Zero-shot text classification
editThe zero-shot classification task offers the ability to classify text without training a model on a specific set of classes. Instead, you provide the classes when you deploy the model or at inference time. It uses a model trained on a large data set that has gained a general language understanding and asks the model how well the labels you provided fit with your text.
This task enables you to analyze and classify your input text even when you don’t have sufficient training data to train a text classification model.
For example, you might want to perform multi-class classification and determine whether a news topic is related to "SPORTS", "BUSINESS", "LOCAL", or "ENTERTAINMENT". However, in this case the model is not trained specifically for news classification; instead, the possible labels are provided together with the input text at inference time:
{ docs: [{"text_field": "The S&P 500 gained a meager 12 points in the day’s trading. Trade volumes remain consistent with those of the past week while investors await word from the Fed about possible rate increases."}], "inference_config": { "zero_shot_classification": { "labels": ["SPORTS", "BUSINESS", "LOCAL", "ENTERTAINMENT"] } } }
The task returns the following result:
... { "predicted_value": "BUSINESS" ... } ...

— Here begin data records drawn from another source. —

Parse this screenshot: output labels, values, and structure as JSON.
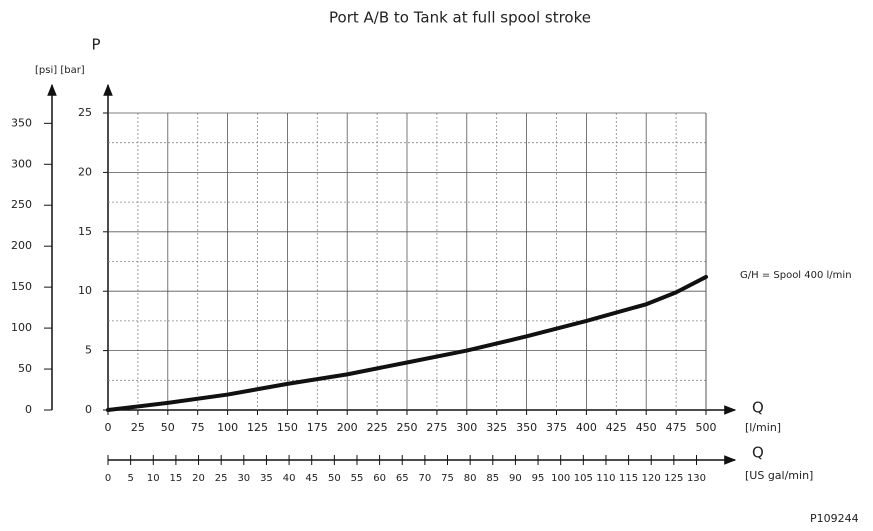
{
  "chart_data": {
    "type": "line",
    "title": "Port A/B to Tank at full spool stroke",
    "y_label": "P",
    "y_units": "[psi] [bar]",
    "x_label": "Q",
    "x_units": "[l/min]",
    "x2_label": "Q",
    "x2_units": "[US gal/min]",
    "figure_id": "P109244",
    "x": [
      0,
      50,
      100,
      150,
      200,
      250,
      300,
      350,
      400,
      450,
      475,
      500
    ],
    "series": [
      {
        "name": "G/H = Spool 400 l/min",
        "color": "#111111",
        "values": [
          0,
          0.6,
          1.3,
          2.2,
          3.0,
          4.0,
          5.0,
          6.2,
          7.5,
          8.9,
          9.9,
          11.2
        ]
      }
    ],
    "xlim": [
      0,
      500
    ],
    "xticks": [
      0,
      25,
      50,
      75,
      100,
      125,
      150,
      175,
      200,
      225,
      250,
      275,
      300,
      325,
      350,
      375,
      400,
      425,
      450,
      475,
      500
    ],
    "ylim": [
      0,
      25
    ],
    "yticks": [
      0,
      5,
      10,
      15,
      20,
      25
    ],
    "yminorticks": [
      2.5,
      7.5,
      12.5,
      17.5,
      22.5
    ],
    "y2lim": [
      0,
      362.6
    ],
    "y2ticks": [
      0,
      50,
      100,
      150,
      200,
      250,
      300,
      350
    ],
    "x2lim": [
      0,
      132.1
    ],
    "x2ticks": [
      0,
      5,
      10,
      15,
      20,
      25,
      30,
      35,
      40,
      45,
      50,
      55,
      60,
      65,
      70,
      75,
      80,
      85,
      90,
      95,
      100,
      105,
      110,
      115,
      120,
      125,
      130
    ],
    "grid": true
  }
}
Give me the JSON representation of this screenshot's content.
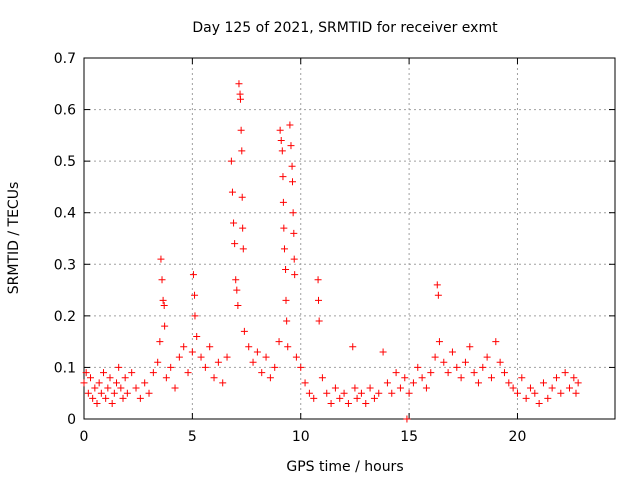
{
  "chart_data": {
    "type": "scatter",
    "title": "Day 125 of 2021, SRMTID for receiver exmt",
    "xlabel": "GPS time / hours",
    "ylabel": "SRMTID / TECUs",
    "xlim": [
      0,
      24.5
    ],
    "ylim": [
      0,
      0.7
    ],
    "xticks": [
      0,
      5,
      10,
      15,
      20
    ],
    "xtick_labels": [
      "0",
      "5",
      "10",
      "15",
      "20"
    ],
    "yticks": [
      0,
      0.1,
      0.2,
      0.3,
      0.4,
      0.5,
      0.6,
      0.7
    ],
    "ytick_labels": [
      "0",
      "0.1",
      "0.2",
      "0.3",
      "0.4",
      "0.5",
      "0.6",
      "0.7"
    ],
    "grid": true,
    "marker": "+",
    "color": "#ff0000",
    "series": [
      {
        "name": "SRMTID",
        "points": [
          [
            0.0,
            0.07
          ],
          [
            0.1,
            0.09
          ],
          [
            0.2,
            0.05
          ],
          [
            0.3,
            0.08
          ],
          [
            0.4,
            0.04
          ],
          [
            0.5,
            0.06
          ],
          [
            0.6,
            0.03
          ],
          [
            0.7,
            0.07
          ],
          [
            0.8,
            0.05
          ],
          [
            0.9,
            0.09
          ],
          [
            1.0,
            0.04
          ],
          [
            1.1,
            0.06
          ],
          [
            1.2,
            0.08
          ],
          [
            1.3,
            0.03
          ],
          [
            1.4,
            0.05
          ],
          [
            1.5,
            0.07
          ],
          [
            1.6,
            0.1
          ],
          [
            1.7,
            0.06
          ],
          [
            1.8,
            0.04
          ],
          [
            1.9,
            0.08
          ],
          [
            2.0,
            0.05
          ],
          [
            2.2,
            0.09
          ],
          [
            2.4,
            0.06
          ],
          [
            2.6,
            0.04
          ],
          [
            2.8,
            0.07
          ],
          [
            3.0,
            0.05
          ],
          [
            3.2,
            0.09
          ],
          [
            3.4,
            0.11
          ],
          [
            3.5,
            0.15
          ],
          [
            3.55,
            0.31
          ],
          [
            3.6,
            0.27
          ],
          [
            3.65,
            0.23
          ],
          [
            3.7,
            0.22
          ],
          [
            3.72,
            0.18
          ],
          [
            3.8,
            0.08
          ],
          [
            4.0,
            0.1
          ],
          [
            4.2,
            0.06
          ],
          [
            4.4,
            0.12
          ],
          [
            4.6,
            0.14
          ],
          [
            4.8,
            0.09
          ],
          [
            5.0,
            0.13
          ],
          [
            5.05,
            0.28
          ],
          [
            5.1,
            0.24
          ],
          [
            5.12,
            0.2
          ],
          [
            5.2,
            0.16
          ],
          [
            5.4,
            0.12
          ],
          [
            5.6,
            0.1
          ],
          [
            5.8,
            0.14
          ],
          [
            6.0,
            0.08
          ],
          [
            6.2,
            0.11
          ],
          [
            6.4,
            0.07
          ],
          [
            6.6,
            0.12
          ],
          [
            6.8,
            0.5
          ],
          [
            6.85,
            0.44
          ],
          [
            6.9,
            0.38
          ],
          [
            6.95,
            0.34
          ],
          [
            7.0,
            0.27
          ],
          [
            7.05,
            0.25
          ],
          [
            7.1,
            0.22
          ],
          [
            7.15,
            0.65
          ],
          [
            7.2,
            0.63
          ],
          [
            7.22,
            0.62
          ],
          [
            7.25,
            0.56
          ],
          [
            7.28,
            0.52
          ],
          [
            7.3,
            0.43
          ],
          [
            7.32,
            0.37
          ],
          [
            7.35,
            0.33
          ],
          [
            7.4,
            0.17
          ],
          [
            7.6,
            0.14
          ],
          [
            7.8,
            0.11
          ],
          [
            8.0,
            0.13
          ],
          [
            8.2,
            0.09
          ],
          [
            8.4,
            0.12
          ],
          [
            8.6,
            0.08
          ],
          [
            8.8,
            0.1
          ],
          [
            9.0,
            0.15
          ],
          [
            9.05,
            0.56
          ],
          [
            9.1,
            0.54
          ],
          [
            9.15,
            0.52
          ],
          [
            9.18,
            0.47
          ],
          [
            9.2,
            0.42
          ],
          [
            9.22,
            0.37
          ],
          [
            9.25,
            0.33
          ],
          [
            9.3,
            0.29
          ],
          [
            9.32,
            0.23
          ],
          [
            9.35,
            0.19
          ],
          [
            9.4,
            0.14
          ],
          [
            9.5,
            0.57
          ],
          [
            9.55,
            0.53
          ],
          [
            9.6,
            0.49
          ],
          [
            9.62,
            0.46
          ],
          [
            9.65,
            0.4
          ],
          [
            9.68,
            0.36
          ],
          [
            9.7,
            0.31
          ],
          [
            9.72,
            0.28
          ],
          [
            9.8,
            0.12
          ],
          [
            10.0,
            0.1
          ],
          [
            10.2,
            0.07
          ],
          [
            10.4,
            0.05
          ],
          [
            10.6,
            0.04
          ],
          [
            10.8,
            0.27
          ],
          [
            10.82,
            0.23
          ],
          [
            10.85,
            0.19
          ],
          [
            11.0,
            0.08
          ],
          [
            11.2,
            0.05
          ],
          [
            11.4,
            0.03
          ],
          [
            11.6,
            0.06
          ],
          [
            11.8,
            0.04
          ],
          [
            12.0,
            0.05
          ],
          [
            12.2,
            0.03
          ],
          [
            12.4,
            0.14
          ],
          [
            12.5,
            0.06
          ],
          [
            12.6,
            0.04
          ],
          [
            12.8,
            0.05
          ],
          [
            13.0,
            0.03
          ],
          [
            13.2,
            0.06
          ],
          [
            13.4,
            0.04
          ],
          [
            13.6,
            0.05
          ],
          [
            13.8,
            0.13
          ],
          [
            14.0,
            0.07
          ],
          [
            14.2,
            0.05
          ],
          [
            14.4,
            0.09
          ],
          [
            14.6,
            0.06
          ],
          [
            14.8,
            0.08
          ],
          [
            14.9,
            0.0
          ],
          [
            15.0,
            0.05
          ],
          [
            15.2,
            0.07
          ],
          [
            15.4,
            0.1
          ],
          [
            15.6,
            0.08
          ],
          [
            15.8,
            0.06
          ],
          [
            16.0,
            0.09
          ],
          [
            16.2,
            0.12
          ],
          [
            16.3,
            0.26
          ],
          [
            16.35,
            0.24
          ],
          [
            16.4,
            0.15
          ],
          [
            16.6,
            0.11
          ],
          [
            16.8,
            0.09
          ],
          [
            17.0,
            0.13
          ],
          [
            17.2,
            0.1
          ],
          [
            17.4,
            0.08
          ],
          [
            17.6,
            0.11
          ],
          [
            17.8,
            0.14
          ],
          [
            18.0,
            0.09
          ],
          [
            18.2,
            0.07
          ],
          [
            18.4,
            0.1
          ],
          [
            18.6,
            0.12
          ],
          [
            18.8,
            0.08
          ],
          [
            19.0,
            0.15
          ],
          [
            19.2,
            0.11
          ],
          [
            19.4,
            0.09
          ],
          [
            19.6,
            0.07
          ],
          [
            19.8,
            0.06
          ],
          [
            20.0,
            0.05
          ],
          [
            20.2,
            0.08
          ],
          [
            20.4,
            0.04
          ],
          [
            20.6,
            0.06
          ],
          [
            20.8,
            0.05
          ],
          [
            21.0,
            0.03
          ],
          [
            21.2,
            0.07
          ],
          [
            21.4,
            0.04
          ],
          [
            21.6,
            0.06
          ],
          [
            21.8,
            0.08
          ],
          [
            22.0,
            0.05
          ],
          [
            22.2,
            0.09
          ],
          [
            22.4,
            0.06
          ],
          [
            22.6,
            0.08
          ],
          [
            22.7,
            0.05
          ],
          [
            22.8,
            0.07
          ]
        ]
      }
    ]
  }
}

You can use the same model to perform inference with different classes, such as:
{ docs: [{"text_field": "Hello support team. I’m writing to inquire about the possibility of sending my broadband router in for repairs. The internet is really slow and the router keeps rebooting! It’s a big problem because I’m in the middle of binge-watching The Mandalorian!"}] "inference_config": { "zero_shot_classification": { "labels": ["urgent", "internet", "phone", "cable", "mobile", "tv"] } } }
The task returns the following result:
... { "predicted_value": ["urgent", "internet", "tv"] ... } ...
Since you can adjust the labels while you perform inference, this type of task is exceptionally flexible. If you are consistently using the same labels, however, it might be better to use a fine-tuned text classification model.